In 1970, I took up my new job as head of the department of paediatrics in Auckland and was determined to set up the first NZ special CF clinic and undertake serious research. I chanced to see a scientific paper which showed that chickens deprived of essential fatty acids in their diet developed “mesobronchitis” which looked remarkably like CF lung. This set off a chain of thought.
Were we doing the right thing in restricting fat in the diet? Was there any other way to improve the absorption of fats – particularly those containing essential fatty acids ?
The first indication I might be on the right track came when we measured the levels of essential fatty acids in CF blood and found a consistently low level of linoleic acid, the commonest of the essential fatty acids. This in turn led to attempts to correct this deficiency using intravenous fat emulsions. In 1976 this culminated in a properly conducted clinical trial which showed clinical benefits
About the same time as this attempt at a novel treatment was underway, my attention turned to trying to diagnose CF in the newborn period. The rationale was quite simple. We knew the ducts draining the pancreatic juices into the intestine are blocked in CF, so where were all the enzymes going? Were the dammed up enzymes flowing back into the blood? The answer was YES, and this could be easily detected in the same dried blood spots collected for other diseases from all newborns in NZ. This test works really well and is now used all over the world. I think it has been responsible for much of the improved outcomes for CF we are seeing today, though impossible to prove as about that time new, much more effective enzyme supplements became available and more intensive use of antibiotics was fashionable. Physiotherapy had changed more to the “huffing” technique.
The next breakthrough came with the discovery of the nature of the genetic defect in CF. I happened to be working in the Toronto Children’s Hospital when the news broke of this discovery amidst much excitement. Within a year the defect had been corrected in a laboratory dish, but unfortunately this has not been accomplished in humans with disease – the nirvana of CF research. It has however led to the development of drugs which can potentiate the activity of the defective chloride pump in some varieties of the genetic disorder. They are not particularly useful in the commonest variety however and are prohibitively expensive.

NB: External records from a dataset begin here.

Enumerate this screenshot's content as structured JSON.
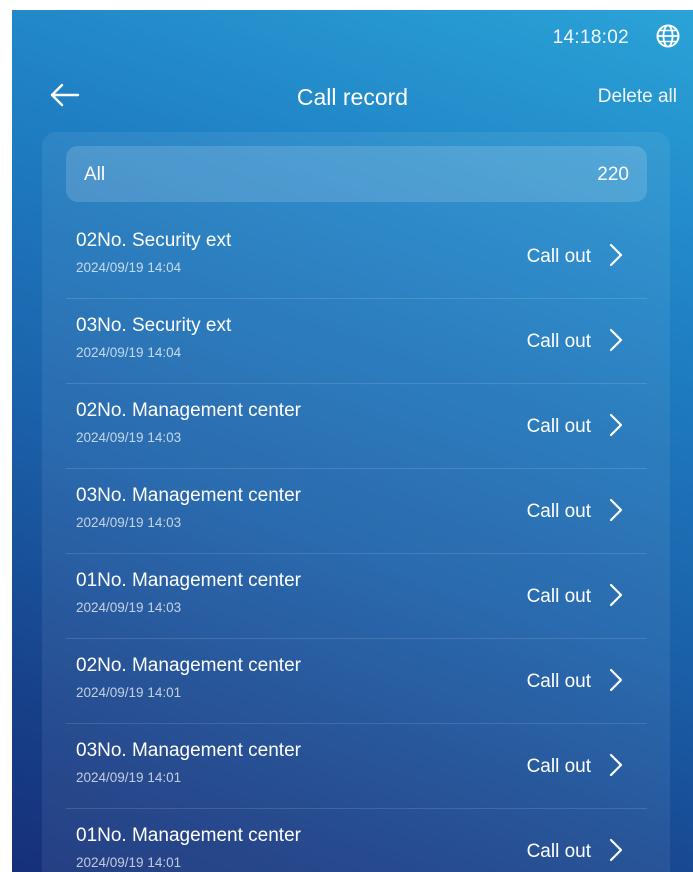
{
  "status": {
    "time": "14:18:02",
    "globe_icon": "globe-icon"
  },
  "header": {
    "back_icon": "arrow-left-icon",
    "title": "Call record",
    "delete_all": "Delete all"
  },
  "filter": {
    "label": "All",
    "count": "220"
  },
  "records": [
    {
      "name": "02No. Security ext",
      "time": "2024/09/19 14:04",
      "action": "Call out"
    },
    {
      "name": "03No. Security ext",
      "time": "2024/09/19 14:04",
      "action": "Call out"
    },
    {
      "name": "02No. Management center",
      "time": "2024/09/19 14:03",
      "action": "Call out"
    },
    {
      "name": "03No. Management center",
      "time": "2024/09/19 14:03",
      "action": "Call out"
    },
    {
      "name": "01No. Management center",
      "time": "2024/09/19 14:03",
      "action": "Call out"
    },
    {
      "name": "02No. Management center",
      "time": "2024/09/19 14:01",
      "action": "Call out"
    },
    {
      "name": "03No. Management center",
      "time": "2024/09/19 14:01",
      "action": "Call out"
    },
    {
      "name": "01No. Management center",
      "time": "2024/09/19 14:01",
      "action": "Call out"
    }
  ]
}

Antibiotic treatment of CF has improved, but has seen the emergence of drug resistant new infections caused by such things as cepacia, atypical mycobacteria, Wuchereria etc. It seems new infections keep one step ahead of new antibiotics.
Longevity has improved from about 5–6 years at the start of my career to more than 40 years these days and there is more to come. Lung transplants are now possible as a last resort for some.
My predictions for the future include:
I am involved with the first and third of these areas and hope to live long enough to see their success.
Many years ago, the then President of the NZ CF Association made the comment to me “Bob please keep doing research . It would be nice if it succeeds but even if it doesn’t it gives hope to those who live with CF”.